А тем и сюжетов вокруг – море.

Взять великое русское переселение на восток – ещё до строительства Транссиба, пароходами Доброфлота из Одессы. Здесь мог бы родиться свой «Тихий Дон» (вернее, «Тихий Амур») – но своего Шолохова не нашлось.

А полурусский до 1945 года Харбин и вообще проект «Желтороссия»? А история русских корейцев (лишь один сюжет: дед Виктора Цоя родился во Владивостоке, отец – в Казахстане, куда перед войной выслали корейцев…)? А «манзовская война» 1868 года?

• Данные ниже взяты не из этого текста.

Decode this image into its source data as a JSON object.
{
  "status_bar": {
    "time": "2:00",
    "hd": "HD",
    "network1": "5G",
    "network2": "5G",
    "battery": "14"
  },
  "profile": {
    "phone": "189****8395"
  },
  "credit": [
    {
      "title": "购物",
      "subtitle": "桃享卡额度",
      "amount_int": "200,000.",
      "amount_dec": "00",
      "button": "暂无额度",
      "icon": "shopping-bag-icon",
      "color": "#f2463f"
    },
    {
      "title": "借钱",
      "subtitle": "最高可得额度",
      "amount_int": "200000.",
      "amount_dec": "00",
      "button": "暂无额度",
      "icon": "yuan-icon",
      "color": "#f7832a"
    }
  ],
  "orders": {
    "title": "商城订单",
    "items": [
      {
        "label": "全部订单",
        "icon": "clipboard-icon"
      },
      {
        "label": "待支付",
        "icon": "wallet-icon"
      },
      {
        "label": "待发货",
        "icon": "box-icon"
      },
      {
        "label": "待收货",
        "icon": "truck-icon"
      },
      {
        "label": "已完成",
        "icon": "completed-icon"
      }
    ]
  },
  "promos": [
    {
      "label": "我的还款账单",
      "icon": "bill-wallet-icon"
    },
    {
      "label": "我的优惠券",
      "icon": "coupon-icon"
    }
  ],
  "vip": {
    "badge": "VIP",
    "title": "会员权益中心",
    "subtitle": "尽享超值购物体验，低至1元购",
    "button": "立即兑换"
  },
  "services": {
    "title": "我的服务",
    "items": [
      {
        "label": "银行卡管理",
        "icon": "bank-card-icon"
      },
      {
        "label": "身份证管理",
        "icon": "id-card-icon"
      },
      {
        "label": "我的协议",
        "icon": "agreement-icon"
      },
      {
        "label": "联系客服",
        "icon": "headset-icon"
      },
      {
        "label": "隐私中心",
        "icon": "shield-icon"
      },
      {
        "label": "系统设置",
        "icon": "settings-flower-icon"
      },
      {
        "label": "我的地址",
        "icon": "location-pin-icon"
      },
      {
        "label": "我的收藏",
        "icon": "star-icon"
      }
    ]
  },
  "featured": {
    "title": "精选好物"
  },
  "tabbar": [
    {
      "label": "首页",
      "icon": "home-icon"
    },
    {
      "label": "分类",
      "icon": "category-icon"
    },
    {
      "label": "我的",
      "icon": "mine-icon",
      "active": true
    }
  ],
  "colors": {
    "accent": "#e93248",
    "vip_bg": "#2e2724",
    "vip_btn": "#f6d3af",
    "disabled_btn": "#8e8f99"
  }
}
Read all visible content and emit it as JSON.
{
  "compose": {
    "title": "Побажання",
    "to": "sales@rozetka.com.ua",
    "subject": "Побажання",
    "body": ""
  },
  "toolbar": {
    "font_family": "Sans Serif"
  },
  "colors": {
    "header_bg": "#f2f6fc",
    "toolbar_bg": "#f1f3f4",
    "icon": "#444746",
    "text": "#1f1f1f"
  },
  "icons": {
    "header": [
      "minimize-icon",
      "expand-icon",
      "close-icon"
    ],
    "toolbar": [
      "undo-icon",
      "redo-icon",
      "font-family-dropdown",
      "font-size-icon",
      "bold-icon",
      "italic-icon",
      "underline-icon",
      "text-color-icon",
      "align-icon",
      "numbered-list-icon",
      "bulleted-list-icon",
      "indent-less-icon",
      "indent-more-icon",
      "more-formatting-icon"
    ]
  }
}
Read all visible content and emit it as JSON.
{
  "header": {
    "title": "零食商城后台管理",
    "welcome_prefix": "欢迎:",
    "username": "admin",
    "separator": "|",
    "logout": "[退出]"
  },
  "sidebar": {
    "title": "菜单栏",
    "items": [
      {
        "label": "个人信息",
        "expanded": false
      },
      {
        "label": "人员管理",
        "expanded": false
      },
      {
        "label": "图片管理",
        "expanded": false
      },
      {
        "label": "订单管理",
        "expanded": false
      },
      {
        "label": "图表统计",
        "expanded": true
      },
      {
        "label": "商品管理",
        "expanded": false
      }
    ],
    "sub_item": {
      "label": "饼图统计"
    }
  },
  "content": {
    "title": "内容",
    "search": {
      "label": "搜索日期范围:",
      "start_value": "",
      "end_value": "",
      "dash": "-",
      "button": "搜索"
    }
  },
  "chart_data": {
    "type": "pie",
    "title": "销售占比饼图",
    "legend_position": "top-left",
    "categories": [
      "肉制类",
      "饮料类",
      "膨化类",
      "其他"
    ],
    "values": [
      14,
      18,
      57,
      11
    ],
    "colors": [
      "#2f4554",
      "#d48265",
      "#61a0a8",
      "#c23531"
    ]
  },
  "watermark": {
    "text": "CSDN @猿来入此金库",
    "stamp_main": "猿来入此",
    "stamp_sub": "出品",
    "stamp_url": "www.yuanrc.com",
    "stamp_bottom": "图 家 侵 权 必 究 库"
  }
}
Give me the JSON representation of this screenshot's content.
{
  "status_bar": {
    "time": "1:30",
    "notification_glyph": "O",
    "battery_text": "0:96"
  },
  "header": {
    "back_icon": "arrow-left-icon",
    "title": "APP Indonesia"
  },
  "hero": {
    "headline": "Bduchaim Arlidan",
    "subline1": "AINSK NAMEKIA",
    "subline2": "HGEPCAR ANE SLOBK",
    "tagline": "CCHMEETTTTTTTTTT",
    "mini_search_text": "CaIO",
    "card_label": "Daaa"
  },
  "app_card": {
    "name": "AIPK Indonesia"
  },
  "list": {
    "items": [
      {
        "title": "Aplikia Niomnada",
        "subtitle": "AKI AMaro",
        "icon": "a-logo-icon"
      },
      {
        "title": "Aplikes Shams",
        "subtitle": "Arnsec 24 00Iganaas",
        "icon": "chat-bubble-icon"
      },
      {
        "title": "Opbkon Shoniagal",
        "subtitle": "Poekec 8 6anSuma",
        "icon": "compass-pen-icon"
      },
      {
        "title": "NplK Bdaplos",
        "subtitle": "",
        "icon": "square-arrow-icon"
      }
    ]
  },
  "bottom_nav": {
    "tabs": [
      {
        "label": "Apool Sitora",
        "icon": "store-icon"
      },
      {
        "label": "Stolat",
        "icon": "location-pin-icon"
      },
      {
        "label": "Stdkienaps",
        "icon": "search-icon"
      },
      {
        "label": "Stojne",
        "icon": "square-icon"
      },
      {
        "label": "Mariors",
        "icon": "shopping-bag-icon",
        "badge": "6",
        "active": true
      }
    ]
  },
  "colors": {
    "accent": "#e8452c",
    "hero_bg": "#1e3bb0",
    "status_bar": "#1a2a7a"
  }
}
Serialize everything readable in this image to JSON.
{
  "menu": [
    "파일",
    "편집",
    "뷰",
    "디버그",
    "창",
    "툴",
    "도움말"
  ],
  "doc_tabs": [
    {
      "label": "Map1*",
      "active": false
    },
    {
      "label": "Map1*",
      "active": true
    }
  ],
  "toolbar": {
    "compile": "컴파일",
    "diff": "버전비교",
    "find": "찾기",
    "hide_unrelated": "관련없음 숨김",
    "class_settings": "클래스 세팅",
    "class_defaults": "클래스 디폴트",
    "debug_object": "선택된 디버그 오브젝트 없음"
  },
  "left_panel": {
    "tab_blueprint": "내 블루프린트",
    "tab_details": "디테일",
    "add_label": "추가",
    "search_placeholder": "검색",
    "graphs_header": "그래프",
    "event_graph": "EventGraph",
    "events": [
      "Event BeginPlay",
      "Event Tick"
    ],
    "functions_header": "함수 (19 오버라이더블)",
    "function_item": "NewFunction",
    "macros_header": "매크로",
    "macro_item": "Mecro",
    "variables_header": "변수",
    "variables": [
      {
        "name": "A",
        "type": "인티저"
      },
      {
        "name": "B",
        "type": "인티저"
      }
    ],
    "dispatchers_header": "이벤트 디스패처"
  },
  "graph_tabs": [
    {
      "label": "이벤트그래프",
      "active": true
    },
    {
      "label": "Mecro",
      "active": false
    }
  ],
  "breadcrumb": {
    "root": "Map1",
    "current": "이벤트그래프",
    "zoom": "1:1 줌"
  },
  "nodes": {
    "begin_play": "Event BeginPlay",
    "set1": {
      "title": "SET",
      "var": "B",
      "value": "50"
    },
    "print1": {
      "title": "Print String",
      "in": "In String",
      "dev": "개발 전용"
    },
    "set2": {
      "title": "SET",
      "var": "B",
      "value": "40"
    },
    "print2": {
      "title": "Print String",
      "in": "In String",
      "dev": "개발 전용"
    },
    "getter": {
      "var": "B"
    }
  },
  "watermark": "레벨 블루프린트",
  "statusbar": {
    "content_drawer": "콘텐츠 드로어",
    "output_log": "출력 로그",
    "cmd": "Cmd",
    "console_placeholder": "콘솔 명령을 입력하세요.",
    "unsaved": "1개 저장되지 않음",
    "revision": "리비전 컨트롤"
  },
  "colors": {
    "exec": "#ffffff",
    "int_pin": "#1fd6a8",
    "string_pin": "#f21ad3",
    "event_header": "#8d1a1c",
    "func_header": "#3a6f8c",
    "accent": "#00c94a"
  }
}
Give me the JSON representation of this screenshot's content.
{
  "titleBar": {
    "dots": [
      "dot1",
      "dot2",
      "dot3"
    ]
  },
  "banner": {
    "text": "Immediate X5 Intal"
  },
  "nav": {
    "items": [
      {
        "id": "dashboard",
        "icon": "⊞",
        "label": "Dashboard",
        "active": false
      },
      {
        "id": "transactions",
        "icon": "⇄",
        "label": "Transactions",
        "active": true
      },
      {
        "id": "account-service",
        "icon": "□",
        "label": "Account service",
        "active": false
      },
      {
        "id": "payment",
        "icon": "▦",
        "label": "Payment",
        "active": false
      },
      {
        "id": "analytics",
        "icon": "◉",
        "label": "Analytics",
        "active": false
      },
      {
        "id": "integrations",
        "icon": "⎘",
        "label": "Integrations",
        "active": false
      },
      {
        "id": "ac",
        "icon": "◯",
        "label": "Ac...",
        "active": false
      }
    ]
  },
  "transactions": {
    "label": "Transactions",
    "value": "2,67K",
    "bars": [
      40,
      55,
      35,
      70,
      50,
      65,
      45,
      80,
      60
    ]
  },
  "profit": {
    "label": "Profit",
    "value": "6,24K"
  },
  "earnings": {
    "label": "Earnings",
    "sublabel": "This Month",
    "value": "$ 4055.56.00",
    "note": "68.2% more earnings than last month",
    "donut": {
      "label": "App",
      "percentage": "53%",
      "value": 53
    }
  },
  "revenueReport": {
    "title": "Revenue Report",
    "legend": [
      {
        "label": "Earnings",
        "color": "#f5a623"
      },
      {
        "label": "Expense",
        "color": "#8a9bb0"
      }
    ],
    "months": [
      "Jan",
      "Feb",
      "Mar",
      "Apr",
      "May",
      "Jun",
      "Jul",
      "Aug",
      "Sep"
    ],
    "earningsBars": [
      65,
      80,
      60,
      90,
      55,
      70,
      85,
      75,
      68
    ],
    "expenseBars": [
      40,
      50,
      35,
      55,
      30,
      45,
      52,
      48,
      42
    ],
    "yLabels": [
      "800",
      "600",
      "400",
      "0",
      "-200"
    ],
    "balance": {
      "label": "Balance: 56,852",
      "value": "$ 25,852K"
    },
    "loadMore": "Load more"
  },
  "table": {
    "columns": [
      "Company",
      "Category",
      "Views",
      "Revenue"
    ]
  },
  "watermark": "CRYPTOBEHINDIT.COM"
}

А пограничник Карацупа, капитан Щетинина, геолог Попугаева? А Халхин-Гол, советский «блицкриг» 1945 года в Маньчжурии и «отряд 731» генерала Исии – японская версия Освенцима? А война в Корее, где нашими лётчиками командовал прославленный Иван Кожедуб? А Даманский?

Или такая судьба: невзлетевший космонавт Нелюбов, второй дублёр Гагарина. После стычки с патрулём был сослан в бомбардировочный полк в Приморье, переживал, пил, погиб под поездом.

А тот же Арсеньев, в книгах которого – масса нереализованных, намеченных пунктиром сюжетов (чего стоит пронзительная история топографа Гроссевича)? А Василий Ощепков – разведчик, создатель самбо?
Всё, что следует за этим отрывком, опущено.